The beginings of medicine

So I'm currently in week 2 of a 12 week process, or what we call medicine rotation. I am following 3 patients, we're currently on call Q 5, meaning every 5 nights we're on overnight call, and my residents are fantastic--they teach, they're friendly, and I wouldn't mind hanging out with them outside of the hospital. But when people ask me "how was your day?" a response hasn't really jumped out at me. I guess I'm just sort of blah. I feel like I am going through the motions. I'm not bored at work. I am tired. My patients are interesting. I enjoy figuring out what is wrong with them. But then...well...I am kind of over it. So living every day is just a way to get to the next. It sounds terrible. Like I'm having a horrible time, which is definitely not the case--I have been laughing all the time at work, but I think I need something else to spark the situation. It hasn't happened yet.
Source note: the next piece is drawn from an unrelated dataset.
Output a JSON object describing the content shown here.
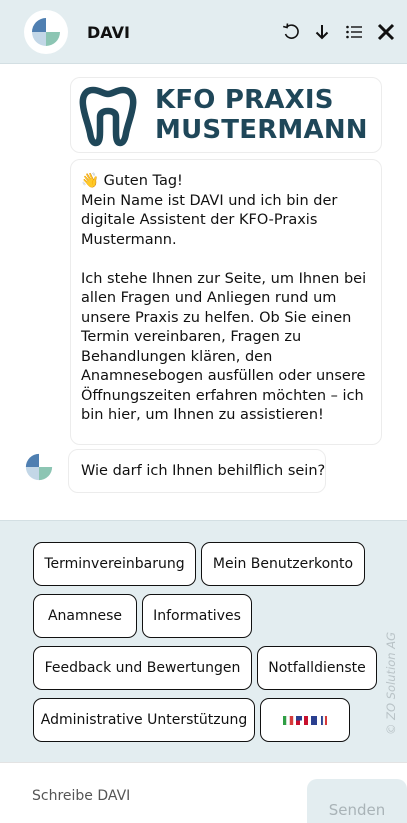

Saturday, January 12, 2008

paging the resident

its a ritual that occurs with each new rotation. we get a packet of information. we're told what is expected of us. and how often we will be spending the night at the hospital each week. they explain what is mandatory and what we can skip. and then we get a pager number and we're instructed to page our resident to meet up with our teams. We walk in a herd to the nearest phone and line up, single file. Each one of us takes a turn, dialing the 4 digit number and the rush of anxiety builds as we await for the return call. Will we look like a fool and be asked a thousand pimp questions today? Will we be scutted around the hospital? Or get lucky and leave early? What will really be asked of us? Will we get along with our team? Will lunch be involved at any point? Where is the nearest bathroom? Its these questions that plague our minds during the paging of the resident. Luckily the anxiety only builds for a few minutes, until they call back, we introduce ourselves over the phone (they either sound happy, indifferent, or bothered) and they tell us where they are and we leave the line of med students to join our teams.